Jon’s fingers tighten. The pressure travels down my arm, straight to my wrist where the fresh cut pulses under its bandage. Something in my body goes still.
Old. Familiar. The instinct to freeze.
“Catherine,” he says quietly. “You’re walking a very fine line right now. I suggest you rethink your choices.”
“I’d love to come,” I say to Penny.
My voice stays steady. My shoulder burns under Jon’s hand.
“My mom’s release party is Sunday. You should come to that too.”
Penny grins. “Done. It’s a date.”
Jon’s hand slides from my shoulder to my arm. He leans down, breath hot against my ear. “Fine line, Catherine. I swear to God, if you go to that game—”
A hand closes around his wrist and removes it. Not violently. Precisely. Like removing a splinter.
Isaac.
Iz stands behind him, completely still. “What are you going to do, Pennington?” he says mildly. “Finish the sentence. I’d love to hear the rest.”
Jon jerks his wrist, trying to pull free. Iz holds it for exactly one second longer. Then releases.
“This is none of your business, Isaac.”
“You putting your hands on a girl who clearly wants you to stop is everyone’s business.”
Iz’s voice is quiet. Almost gentle. Which somehow makes it far more threatening.
“For someone who talks about consent as much as you do, you don’t seem to understand the concept.”
Jon glances between us, calculating. Audience versus consequences. He straightens his blazer. Turns to me.
“We’ll talk about this later.”
He leaves. The classroom door shuts behind him and the air seems to decompress all at once. Iz pulls a folded piece of paper from his pocket and slides it across the table toward me.
A name. A phone number.
“Anytime,” he says simply. “Don’t care what time it is. Don’t care how small it seems. You call.”
Then he walks away and drops into a desk across the room, leaning back like he intends to nap through the rest of class.
Penny watches me carefully. Her grin has softened. “You okay?”
“Yeah.”
“Liar.”
She squeezes my hand under the table. Quick. Real.

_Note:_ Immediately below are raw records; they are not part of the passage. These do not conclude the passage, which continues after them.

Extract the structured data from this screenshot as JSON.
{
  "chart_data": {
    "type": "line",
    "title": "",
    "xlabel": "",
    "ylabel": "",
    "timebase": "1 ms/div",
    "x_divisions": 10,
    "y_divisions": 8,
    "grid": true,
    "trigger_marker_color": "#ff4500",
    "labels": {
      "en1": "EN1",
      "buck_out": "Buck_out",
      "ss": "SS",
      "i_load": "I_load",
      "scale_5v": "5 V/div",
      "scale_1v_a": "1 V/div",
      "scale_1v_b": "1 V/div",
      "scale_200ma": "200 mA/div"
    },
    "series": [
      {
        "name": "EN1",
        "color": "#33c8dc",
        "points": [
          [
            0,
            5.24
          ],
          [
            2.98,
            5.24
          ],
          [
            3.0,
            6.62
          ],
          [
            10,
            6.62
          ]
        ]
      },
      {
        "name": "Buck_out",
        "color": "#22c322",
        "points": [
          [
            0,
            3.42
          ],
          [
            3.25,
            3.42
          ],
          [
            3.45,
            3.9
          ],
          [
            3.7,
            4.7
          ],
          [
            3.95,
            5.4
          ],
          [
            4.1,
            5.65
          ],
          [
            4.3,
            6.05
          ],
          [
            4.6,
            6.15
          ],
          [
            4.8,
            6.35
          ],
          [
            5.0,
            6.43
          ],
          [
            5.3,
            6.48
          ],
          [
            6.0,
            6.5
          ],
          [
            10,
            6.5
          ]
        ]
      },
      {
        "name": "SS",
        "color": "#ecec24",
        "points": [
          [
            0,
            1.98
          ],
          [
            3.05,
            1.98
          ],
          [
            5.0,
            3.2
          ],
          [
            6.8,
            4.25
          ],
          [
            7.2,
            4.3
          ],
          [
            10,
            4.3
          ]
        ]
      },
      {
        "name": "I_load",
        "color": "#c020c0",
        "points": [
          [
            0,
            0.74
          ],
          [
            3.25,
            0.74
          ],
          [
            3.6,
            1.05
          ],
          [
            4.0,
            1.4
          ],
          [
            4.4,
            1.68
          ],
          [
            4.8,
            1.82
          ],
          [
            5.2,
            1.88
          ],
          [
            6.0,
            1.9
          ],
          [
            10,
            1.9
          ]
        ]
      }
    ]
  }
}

“But that’s okay,” she says. “We’re going to have a good weekend, Cat. I promise.”
For a brief moment the pressure behind my ribs eases. Not gone. Just lighter. Because someone is holding on.
After class I head to my locker and see that Kaiden is leaning against it. Arms crossed. Watching the hallway like it belongs to him.

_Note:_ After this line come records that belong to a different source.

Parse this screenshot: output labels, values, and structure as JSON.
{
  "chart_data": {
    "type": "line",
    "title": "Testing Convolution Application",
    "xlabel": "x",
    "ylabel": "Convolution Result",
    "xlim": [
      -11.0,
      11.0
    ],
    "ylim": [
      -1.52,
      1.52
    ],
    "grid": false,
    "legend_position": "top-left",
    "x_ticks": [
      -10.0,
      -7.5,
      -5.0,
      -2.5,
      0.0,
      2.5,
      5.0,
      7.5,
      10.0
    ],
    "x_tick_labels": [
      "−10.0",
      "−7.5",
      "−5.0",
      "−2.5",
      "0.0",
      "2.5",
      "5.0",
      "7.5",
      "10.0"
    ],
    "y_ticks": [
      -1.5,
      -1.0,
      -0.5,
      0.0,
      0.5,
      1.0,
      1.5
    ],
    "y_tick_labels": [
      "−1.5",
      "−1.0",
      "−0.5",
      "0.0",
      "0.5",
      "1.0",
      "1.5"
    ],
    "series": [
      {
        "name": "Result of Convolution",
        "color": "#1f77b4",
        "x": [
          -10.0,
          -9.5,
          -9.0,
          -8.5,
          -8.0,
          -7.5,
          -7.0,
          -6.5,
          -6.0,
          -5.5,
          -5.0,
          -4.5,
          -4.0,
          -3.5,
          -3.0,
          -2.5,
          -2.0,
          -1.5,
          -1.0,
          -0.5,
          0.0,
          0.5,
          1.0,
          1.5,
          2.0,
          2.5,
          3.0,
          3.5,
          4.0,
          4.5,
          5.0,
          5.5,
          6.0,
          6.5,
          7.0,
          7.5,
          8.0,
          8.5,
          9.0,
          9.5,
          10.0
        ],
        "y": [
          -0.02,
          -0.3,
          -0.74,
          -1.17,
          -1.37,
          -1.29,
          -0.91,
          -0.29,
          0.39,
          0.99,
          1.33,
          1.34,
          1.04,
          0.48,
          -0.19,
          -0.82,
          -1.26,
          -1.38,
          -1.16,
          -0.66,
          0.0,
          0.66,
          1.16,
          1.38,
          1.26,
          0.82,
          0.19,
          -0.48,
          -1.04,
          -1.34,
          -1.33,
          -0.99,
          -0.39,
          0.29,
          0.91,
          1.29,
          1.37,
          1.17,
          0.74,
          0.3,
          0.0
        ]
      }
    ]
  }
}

I don’t slow down. I stop directly in front of him. “You’re in my way.”
His mouth curves slightly. “Seems to be a pattern.”
“Move, Kaiden.”
He straightens slowly. All six feet of him unfolding from the locker like something dangerous stretching awake.
“We should probably talk about the hierarchy at this school, Catherine,” he says lazily. “You’ve been here less than a week and you’re already making choices that—”
“That what?” I interrupt. “Annoy you?”
I step closer. Not because I’m intimidating. Because I want him to see my face.
“You want me to be afraid of you,” I say quietly. “I can see it. You’re used to people being afraid, and it bothers you that I’m not.”
His jaw tightens. Something flickers behind his eyes.
“You should be.”
“I’ve been afraid of things you can’t imagine, Kaiden.”
My voice stays calm. “You don’t even register.”
The hallway is nearly empty. We’re close enough that I can see the stitching on the Edgewood crest on his blazer. Close enough to smell the dark, woody scent of his cologne.
He doesn’t move. Just looks at me.Hard. Intense. Like he’s trying to see past my skin.
I reach past him, open my locker, and pull out my books. When I close the door our eyes meet again.
“Try me,” I say softly.
Not a challenge. A statement. Then I walk away.
My wrist throbs under the bandage. My hands want to shake. I press my books tighter against my chest until the tremor disappears into the weight.
In the parking lot I sit in my car for a full minute before turning the key. Part of me waits. For footsteps. For someone approaching from behind. But they never come.
The engine starts. Music fills the car again. And I drive. What I refuse to think about on the drive home is the look on Kaiden’s face when I told him he didn’t register.
It wasn’t anger. Or insult. It was recognition. Like I said something he already knew.
I tighten my grip on the steering wheel.
One day at a time. Survive the days. Survive the nights. Keep the bandage hidden. Keep the smile convincing. Keep the walls intact. One day at a time. Until one day stops feeling like a war.